Black Women and Marriage
CNN is doing a series called Black in America. Online they had a piece related to this series titled “Black and Single: Is Marriage Really for White People?” This article I especially found interesting because it touched on many of the things I discussed in my last two blog posts explaining why so many modern women have trouble getting married. The TV specials and the linked article were the typical PC excuses and canards that we hear when it comes to this topic: noble black women are working hard and being super-successful in the classroom and the workplace, but the irresponsible black man is just fucking up left and right and as a result we’re stuck with the statistics of 45% of black women having never been married and a 70% illegitimacy rate in the black community.
I read this piece and almost responded on this blog, because I really get tired of how only black men are thrown under the bus in these reports, but black women are lionized to look so consistently noble, self-sacrificing. I’m not claiming black men are blameless here, just that we shouldn’t let black women totally off the hook here either, and we need start challenging some of these accepted premises if we really want to come up with solutions. Part of the problem is that despite all the talk about how black women have it harder than anyone else but in actuality that’s not entirely true. Oftentimes people will be deathly afraid of criticizing a black woman because with a black woman there is the fear of coming off both sexist and racist, which often shields them from criticism from white men, white women and even black men. You can call Paris Hilton a bleached blonde whore all you want in the media or even have two black male comedians make a mainstream movie mocking white women called White Chicks, but you can’t joke that black women are “nappy headed hoes” without a media firestorm. Seriously, picture a movie of two white comics dressed in blackface called “Black Chicks” where they send up all the stereotypical loud sassiness, eyerolling, and side-to-side neck thing people often associate with black women. Could you see that being made?
I started coming up with a lengthy response, but then I found a much better response in this audio podcast by Tariq Nasheed so I decided to just link to that instead. It has some salty language that you probably don’t want to listen to at work, but it is brutal in its lack of sugarcoating, but I think it’s a much more honest discussion of the topic than you’ll find when you look to the politically correct liberal mainstream media and the usual suspects of the popular black intelligentsia for answers. Nasheed really tells it like it is, and I must warn that many will find it offensive.

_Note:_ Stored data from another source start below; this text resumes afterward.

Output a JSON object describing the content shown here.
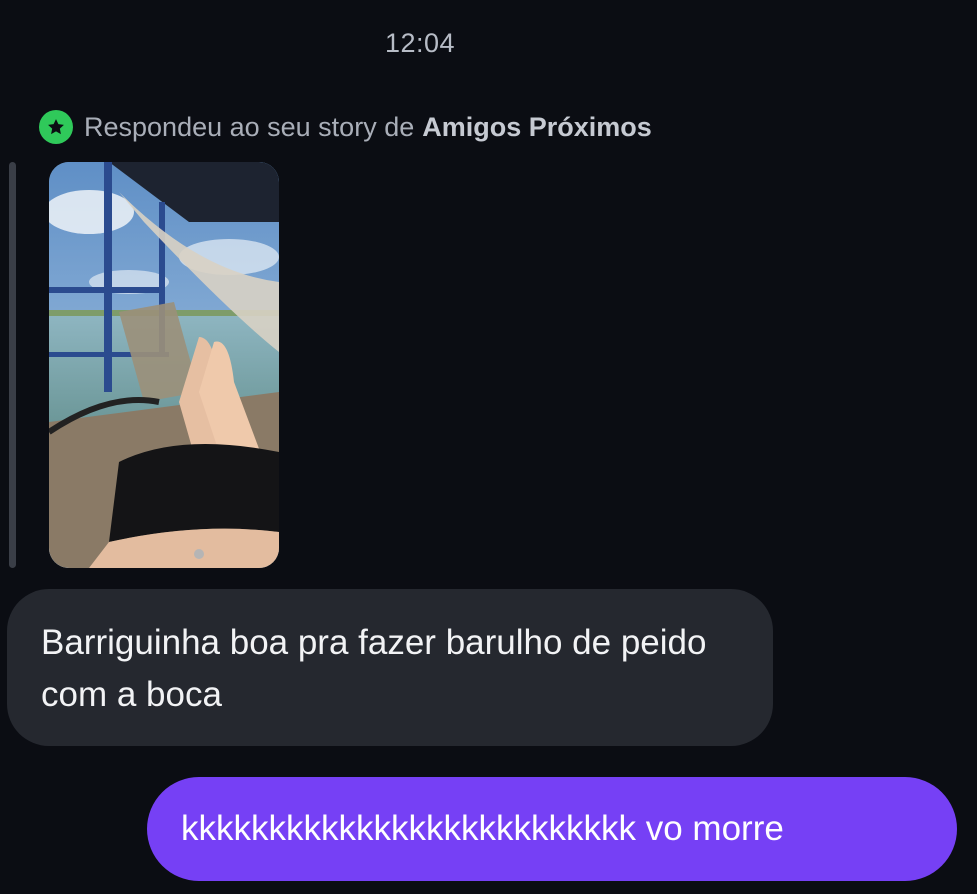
{
  "chat": {
    "timestamp": "12:04",
    "story_reply": {
      "prefix": "Respondeu ao seu story de",
      "audience": "Amigos Próximos",
      "badge_icon": "star-icon",
      "badge_color": "#2fc95a"
    },
    "messages": [
      {
        "direction": "incoming",
        "text": "Barriguinha boa pra fazer barulho de peido com a boca",
        "bubble_color": "#25282f"
      },
      {
        "direction": "outgoing",
        "text": "kkkkkkkkkkkkkkkkkkkkkkkkkk vo morre",
        "bubble_color": "#7640f5"
      }
    ]
  },
  "colors": {
    "background": "#0b0d13",
    "accent": "#7640f5",
    "close_friends_green": "#2fc95a"
  }
}
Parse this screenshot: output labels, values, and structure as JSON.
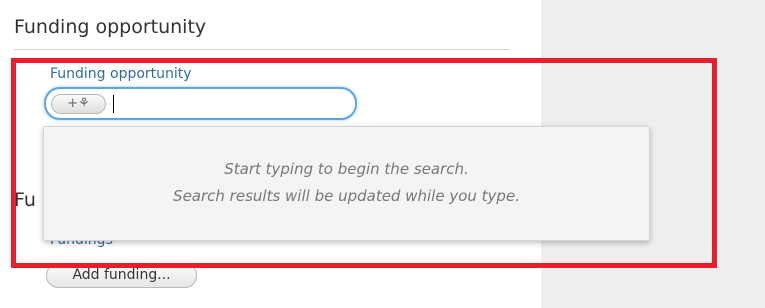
{
  "section": {
    "title": "Funding opportunity",
    "title_2": "Fu"
  },
  "field": {
    "label": "Funding opportunity",
    "lookup_icon": "+⚘",
    "value": ""
  },
  "popup": {
    "line1": "Start typing to begin the search.",
    "line2": "Search results will be updated while you type."
  },
  "fundings": {
    "label": "Fundings",
    "required_mark": "*",
    "add_button_label": "Add funding..."
  },
  "colors": {
    "highlight": "#e81e2c",
    "label": "#2f6ea5",
    "focus_border": "#5aa6e8"
  }
}
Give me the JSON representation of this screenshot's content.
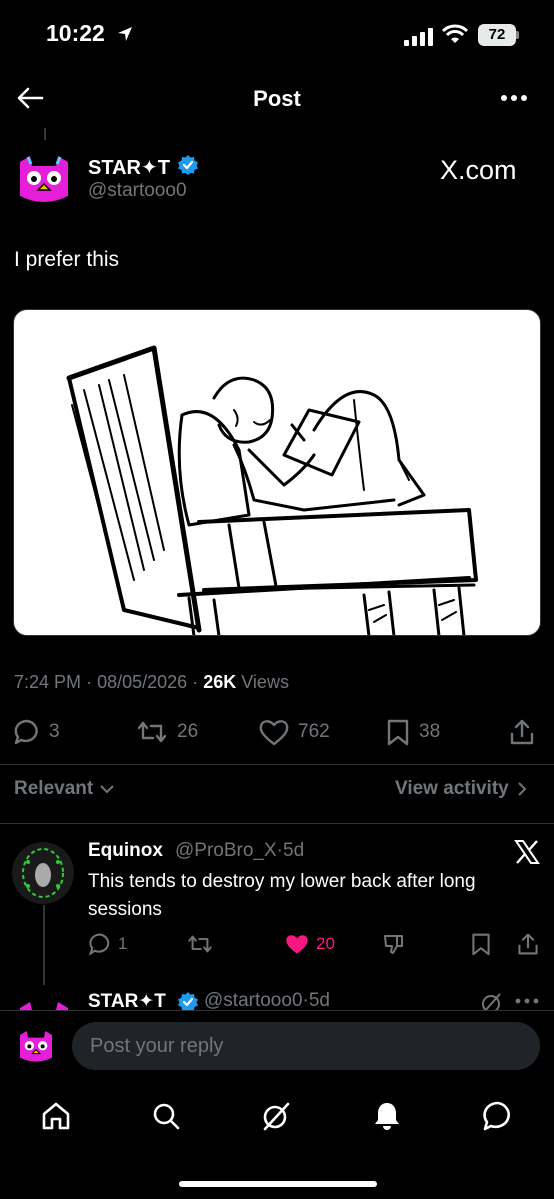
{
  "status_bar": {
    "time": "10:22",
    "battery": "72"
  },
  "nav": {
    "title": "Post",
    "back_icon": "arrow-left-icon",
    "more_icon": "more-horizontal-icon"
  },
  "post": {
    "author_name": "STAR✦T",
    "author_handle": "@startooo0",
    "source_label": "X.com",
    "text": "I prefer this",
    "image_description_icon": "post-image",
    "time": "7:24 PM",
    "date": "08/05/2026",
    "views_count": "26K",
    "views_label": "Views",
    "separator": "·",
    "actions": {
      "replies": "3",
      "reposts": "26",
      "likes": "762",
      "bookmarks": "38"
    }
  },
  "replies_header": {
    "sort_label": "Relevant",
    "activity_label": "View activity"
  },
  "replies": [
    {
      "name": "Equinox",
      "handle": "@ProBro_X",
      "age": "5d",
      "text": "This tends to destroy my lower back after long sessions",
      "replies": "1",
      "likes": "20",
      "liked": true
    },
    {
      "name": "STAR✦T",
      "handle": "@startooo0",
      "age": "5d"
    }
  ],
  "composer": {
    "placeholder": "Post your reply"
  },
  "colors": {
    "background": "#000000",
    "text": "#e7e9ea",
    "muted": "#71767b",
    "like": "#f91880",
    "verified": "#1d9bf0",
    "avatar_pink": "#e51fd9"
  }
}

Another reason I didn’t write a lengthy response to the CNN series was because I think a lot of the writing I’ve done on the blog answers the questions well enough. Especially these four posts:
- Myth of the Ghetto Alpha Male
- Why Black American Chicks Like Thugs
- Why You Can’t Find a Husband Pt. 1
- Why You Can’t Find a Husband Pt. 2
Any response I’d make would end up repeating a lot of the same points I made in those posts anyway, so I figure it would be easier to just link to them.

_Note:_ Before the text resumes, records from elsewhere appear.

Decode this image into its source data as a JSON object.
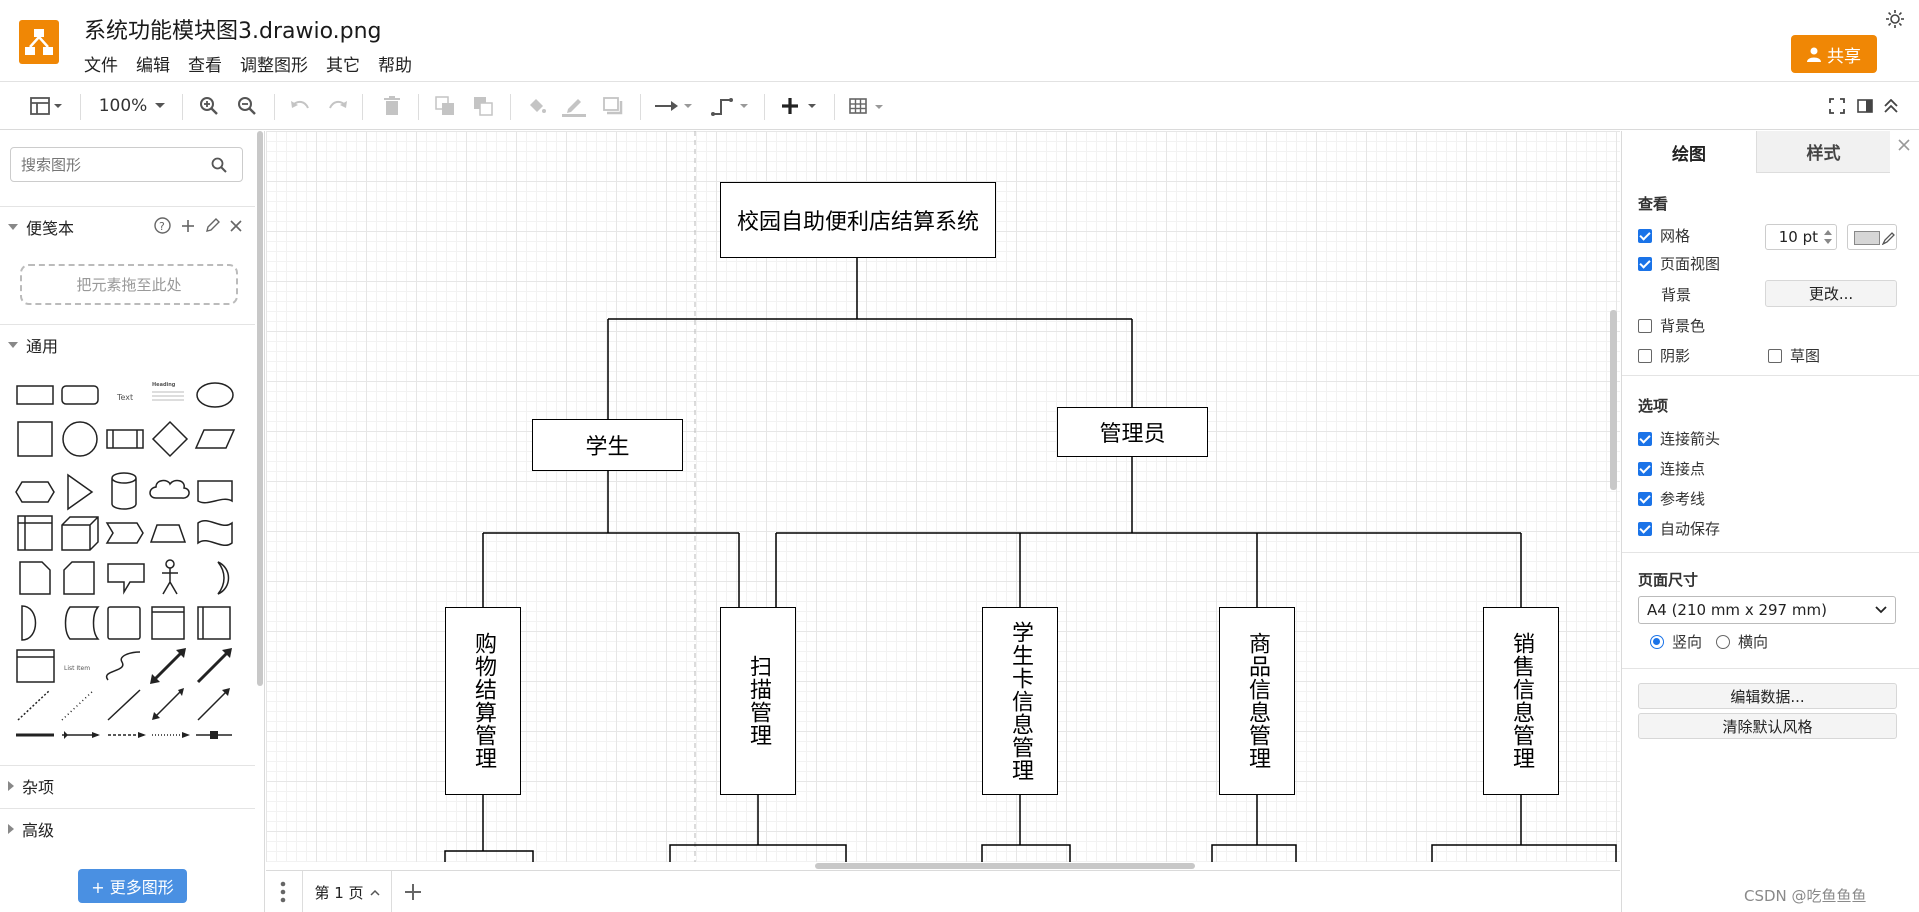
{
  "app": {
    "doc_title": "系统功能模块图3.drawio.png",
    "menu": [
      "文件",
      "编辑",
      "查看",
      "调整图形",
      "其它",
      "帮助"
    ],
    "share_label": "共享",
    "accent": "#f08705"
  },
  "toolbar": {
    "zoom": "100%"
  },
  "sidebar": {
    "search_placeholder": "搜索图形",
    "scratchpad_title": "便笺本",
    "drop_hint": "把元素拖至此处",
    "general_title": "通用",
    "misc_title": "杂项",
    "advanced_title": "高级",
    "more_shapes": "+ 更多图形",
    "shape_text_label": "Text",
    "shape_heading_label": "Heading",
    "shape_list_label": "List Item"
  },
  "diagram": {
    "root": "校园自助便利店结算系统",
    "student": "学生",
    "admin": "管理员",
    "modules": [
      "购物结算管理",
      "扫描管理",
      "学生卡信息管理",
      "商品信息管理",
      "销售信息管理"
    ]
  },
  "pages": {
    "current": "第 1 页"
  },
  "panel": {
    "tab_draw": "绘图",
    "tab_style": "样式",
    "view_heading": "查看",
    "grid_label": "网格",
    "grid_size": "10 pt",
    "page_view_label": "页面视图",
    "background_label": "背景",
    "change_button": "更改...",
    "bg_color_label": "背景色",
    "shadow_label": "阴影",
    "sketch_label": "草图",
    "options_heading": "选项",
    "connect_arrows": "连接箭头",
    "connect_points": "连接点",
    "guides": "参考线",
    "autosave": "自动保存",
    "page_size_heading": "页面尺寸",
    "paper_size": "A4 (210 mm x 297 mm)",
    "portrait": "竖向",
    "landscape": "横向",
    "edit_data": "编辑数据...",
    "clear_style": "清除默认风格"
  },
  "watermark": "CSDN @吃鱼鱼鱼"
}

As for the point about black illegitimacy, I really hate when the mainstream media covers things like this because as progressive liberals they’ll never attack the real culprit: the welfare state. Do you know that in 1940, the black illegitimacy rate was 19 percent, less than what it is now? After the 60s, when Lyndon Johnson’s Great Society welfare programs were introduced, illegitimacy rates in the black community immediately skyrocketed. By the early 1990s black illegitimacy was at 70%, where before the Great Society it was only 22%. Why? Because these welfare programs rewarded single-parent households!
If a woman had children out of wedlock, she got government assistance with housing, food, education and spending money. If a man was living in the house or she got married, she lost these benefits. And case workers would visit to make sure that no man was living in the household. This created an incentive to have children out of wedlock and to stay out of wedlock. And it also created a culture of phantom fathers, men who float in and out to check up on things but never actually live in the household or marry the mothers.
After getting used to this low level of required parental investment, it wasn’t much of a step for them to just stop coming around altogether after a while. The boys who grow up in this environment receive the message from their own households and those of their friends that noninvolvement is socially acceptable for a father. The girls receive the message that they don’t need a man for anything except a sperm donation and that the the government can be their husband and the father to their child. And many times this social pathology stays with black people even as later generations move up the socioeconomic ladder.
As for the incredible gap in accomplishment between black men and black women? Once again, look at entitlement programs. Between black men and black women, who has received a lion’s share of benefits from federal entitlement programs since the 60s? Programs that shielded them from the full consequences of their choices and allowed them to go to get food, schooling, education, housing and childcare? Among men and women of all races in America an accomplishment gap has arisen, but the welfare state, by giving a vast majority of benefits to black women over black men, has made this accomplishment gap even more extreme in the black community.
You won’t find any mention of these factors on CNN though, even if they extended their Black in America series to a full year.